A review by booklane
Dinner Party: A Tragedy by Sarah Gilmartin

challenging dark reflective sad slow-paced

3.5

 This acutely observed novel opens with Kate throwing the titular dinner party, which, far from being a celebration, brings together the family on the 16th anniversary of Kate’s twin sister’s death. Quietly, without apparent drama, tensions emerge and shortly the Baked Alaska ends up in the bin.

The novel goes back in time, home in rural Ireland and to Kate’s first years as Trinity student, examining Kate’s dysfunctional family, including her manipulative, half-crazed, abusive, embarrassing mother, and her twin sister, her mother’s favourite, who was so much extrovert than her. Exploring guilt, family relationships, feelings of inadequacy, loss, surviving and eating disorders.

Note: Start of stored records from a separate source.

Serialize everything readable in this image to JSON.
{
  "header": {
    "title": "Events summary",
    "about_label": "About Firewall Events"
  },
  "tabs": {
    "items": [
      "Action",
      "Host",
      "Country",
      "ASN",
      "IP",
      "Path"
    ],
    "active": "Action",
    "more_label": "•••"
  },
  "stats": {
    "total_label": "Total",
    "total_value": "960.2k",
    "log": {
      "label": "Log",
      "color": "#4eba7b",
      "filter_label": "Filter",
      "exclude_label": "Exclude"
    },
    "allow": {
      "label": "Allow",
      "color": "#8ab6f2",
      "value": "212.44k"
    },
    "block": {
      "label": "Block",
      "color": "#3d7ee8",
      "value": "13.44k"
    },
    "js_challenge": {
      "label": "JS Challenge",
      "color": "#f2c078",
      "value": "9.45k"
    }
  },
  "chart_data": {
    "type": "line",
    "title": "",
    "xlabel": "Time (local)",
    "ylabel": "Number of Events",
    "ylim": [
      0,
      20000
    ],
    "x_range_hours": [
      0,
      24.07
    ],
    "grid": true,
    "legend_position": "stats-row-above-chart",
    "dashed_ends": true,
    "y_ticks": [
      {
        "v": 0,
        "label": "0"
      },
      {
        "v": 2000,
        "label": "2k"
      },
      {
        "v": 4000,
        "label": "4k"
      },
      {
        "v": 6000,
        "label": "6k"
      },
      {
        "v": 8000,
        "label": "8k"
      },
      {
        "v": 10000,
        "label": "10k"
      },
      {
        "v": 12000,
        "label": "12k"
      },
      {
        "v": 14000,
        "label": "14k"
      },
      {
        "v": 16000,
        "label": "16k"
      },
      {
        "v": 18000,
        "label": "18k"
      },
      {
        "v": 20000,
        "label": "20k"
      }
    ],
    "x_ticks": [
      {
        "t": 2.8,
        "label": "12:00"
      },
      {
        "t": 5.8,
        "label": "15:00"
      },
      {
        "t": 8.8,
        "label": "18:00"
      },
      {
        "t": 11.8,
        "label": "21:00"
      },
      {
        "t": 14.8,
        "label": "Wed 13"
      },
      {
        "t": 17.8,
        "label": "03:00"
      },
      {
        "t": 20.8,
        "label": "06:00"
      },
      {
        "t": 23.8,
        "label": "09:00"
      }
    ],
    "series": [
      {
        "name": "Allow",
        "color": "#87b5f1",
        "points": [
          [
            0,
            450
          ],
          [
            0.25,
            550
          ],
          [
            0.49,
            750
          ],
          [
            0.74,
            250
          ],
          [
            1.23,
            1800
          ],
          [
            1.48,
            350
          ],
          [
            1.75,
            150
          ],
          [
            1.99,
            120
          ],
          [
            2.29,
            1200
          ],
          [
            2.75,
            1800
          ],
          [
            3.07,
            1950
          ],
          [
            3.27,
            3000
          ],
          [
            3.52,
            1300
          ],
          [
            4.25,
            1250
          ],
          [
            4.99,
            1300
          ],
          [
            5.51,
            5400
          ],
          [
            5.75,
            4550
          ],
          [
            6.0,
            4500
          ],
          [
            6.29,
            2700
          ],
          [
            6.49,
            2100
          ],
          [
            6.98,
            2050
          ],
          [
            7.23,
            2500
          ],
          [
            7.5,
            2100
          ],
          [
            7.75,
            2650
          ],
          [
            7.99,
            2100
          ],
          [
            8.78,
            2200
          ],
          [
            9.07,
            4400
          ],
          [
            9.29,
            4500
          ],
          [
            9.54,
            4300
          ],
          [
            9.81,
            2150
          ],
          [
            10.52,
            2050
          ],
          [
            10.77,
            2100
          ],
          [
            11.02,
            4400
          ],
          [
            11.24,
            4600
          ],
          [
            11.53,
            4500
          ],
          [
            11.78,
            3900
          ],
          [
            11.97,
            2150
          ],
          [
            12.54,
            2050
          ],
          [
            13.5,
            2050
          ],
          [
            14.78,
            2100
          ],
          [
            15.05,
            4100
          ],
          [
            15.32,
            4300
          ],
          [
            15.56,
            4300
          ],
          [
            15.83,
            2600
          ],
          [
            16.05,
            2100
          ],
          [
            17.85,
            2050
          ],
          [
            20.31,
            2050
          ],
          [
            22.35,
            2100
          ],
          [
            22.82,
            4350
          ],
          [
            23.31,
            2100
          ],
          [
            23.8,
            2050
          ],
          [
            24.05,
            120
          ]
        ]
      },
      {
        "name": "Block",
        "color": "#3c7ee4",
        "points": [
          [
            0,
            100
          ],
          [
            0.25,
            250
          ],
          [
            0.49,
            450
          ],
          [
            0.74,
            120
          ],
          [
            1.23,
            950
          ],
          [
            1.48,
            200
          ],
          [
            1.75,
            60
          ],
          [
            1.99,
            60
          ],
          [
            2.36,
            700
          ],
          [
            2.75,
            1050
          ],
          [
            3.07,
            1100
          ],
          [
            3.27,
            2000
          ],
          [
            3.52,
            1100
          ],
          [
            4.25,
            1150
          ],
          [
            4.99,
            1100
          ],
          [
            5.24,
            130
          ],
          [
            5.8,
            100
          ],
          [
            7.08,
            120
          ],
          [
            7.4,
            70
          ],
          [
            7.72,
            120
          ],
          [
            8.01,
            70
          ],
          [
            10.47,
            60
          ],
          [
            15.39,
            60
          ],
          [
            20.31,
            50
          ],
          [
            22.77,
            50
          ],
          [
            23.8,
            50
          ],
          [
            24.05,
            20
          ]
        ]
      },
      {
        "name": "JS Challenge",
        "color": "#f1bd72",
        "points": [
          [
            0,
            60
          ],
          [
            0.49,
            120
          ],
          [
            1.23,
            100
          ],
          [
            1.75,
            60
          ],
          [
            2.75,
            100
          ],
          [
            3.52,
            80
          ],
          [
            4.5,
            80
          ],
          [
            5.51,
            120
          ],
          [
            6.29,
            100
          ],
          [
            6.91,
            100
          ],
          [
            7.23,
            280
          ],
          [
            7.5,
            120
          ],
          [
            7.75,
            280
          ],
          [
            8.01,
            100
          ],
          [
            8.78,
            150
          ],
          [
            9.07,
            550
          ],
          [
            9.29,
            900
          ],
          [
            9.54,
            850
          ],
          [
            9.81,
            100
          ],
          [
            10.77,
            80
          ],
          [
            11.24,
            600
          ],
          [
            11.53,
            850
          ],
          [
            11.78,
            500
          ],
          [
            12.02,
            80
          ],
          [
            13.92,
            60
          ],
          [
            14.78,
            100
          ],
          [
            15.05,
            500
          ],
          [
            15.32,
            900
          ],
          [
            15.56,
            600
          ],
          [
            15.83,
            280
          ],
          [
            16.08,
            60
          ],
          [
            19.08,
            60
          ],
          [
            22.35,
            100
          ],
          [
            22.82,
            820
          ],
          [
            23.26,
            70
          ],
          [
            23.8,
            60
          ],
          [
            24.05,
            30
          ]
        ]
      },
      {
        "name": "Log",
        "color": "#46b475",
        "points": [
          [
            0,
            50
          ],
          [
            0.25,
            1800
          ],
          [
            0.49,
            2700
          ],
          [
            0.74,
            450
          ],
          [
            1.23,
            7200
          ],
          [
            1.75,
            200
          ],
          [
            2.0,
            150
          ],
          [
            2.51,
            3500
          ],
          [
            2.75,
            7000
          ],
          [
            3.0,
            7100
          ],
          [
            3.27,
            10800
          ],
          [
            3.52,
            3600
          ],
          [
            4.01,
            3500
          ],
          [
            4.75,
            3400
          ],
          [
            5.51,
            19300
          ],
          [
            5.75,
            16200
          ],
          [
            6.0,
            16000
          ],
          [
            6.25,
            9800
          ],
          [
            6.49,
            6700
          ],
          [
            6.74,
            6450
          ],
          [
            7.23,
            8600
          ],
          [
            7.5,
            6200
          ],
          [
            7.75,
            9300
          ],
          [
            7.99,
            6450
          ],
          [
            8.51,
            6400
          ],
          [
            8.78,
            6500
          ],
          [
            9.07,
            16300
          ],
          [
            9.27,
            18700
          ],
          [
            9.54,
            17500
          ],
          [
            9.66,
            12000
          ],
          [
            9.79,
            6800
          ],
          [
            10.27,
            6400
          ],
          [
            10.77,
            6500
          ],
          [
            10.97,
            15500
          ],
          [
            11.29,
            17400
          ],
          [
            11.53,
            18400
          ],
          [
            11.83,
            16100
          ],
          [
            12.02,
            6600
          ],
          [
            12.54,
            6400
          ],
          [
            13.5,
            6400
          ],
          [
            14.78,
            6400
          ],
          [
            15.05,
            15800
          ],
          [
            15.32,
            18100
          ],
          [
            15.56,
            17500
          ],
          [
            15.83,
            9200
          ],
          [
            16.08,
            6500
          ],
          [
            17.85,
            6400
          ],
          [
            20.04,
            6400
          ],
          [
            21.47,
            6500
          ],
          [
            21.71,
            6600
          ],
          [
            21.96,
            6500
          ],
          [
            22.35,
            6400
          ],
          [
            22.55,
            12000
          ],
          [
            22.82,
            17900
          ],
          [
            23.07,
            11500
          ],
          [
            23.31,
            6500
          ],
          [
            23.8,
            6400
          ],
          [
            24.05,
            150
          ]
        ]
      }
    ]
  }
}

Gilmartin painstakingly lingers on details recreating mood and atmospheres. She brings out the undercurrents of tension in daily life under an appearance of complete normality that is similar to what we find in Ann Enright, who aptly is the author of the praise on the book cover. This novel enters in full rights the canon of novels centering on life in rural Ireland, caught in the Nineties at a time of change in values, which emerges through the young siblings’ experiences and their mother’s hysterical reactions. In this slow burner, the depiction of how thwarted and damaging family relations can be and the portrait of Kate’s struggle to cope and what she does to her body are shocking.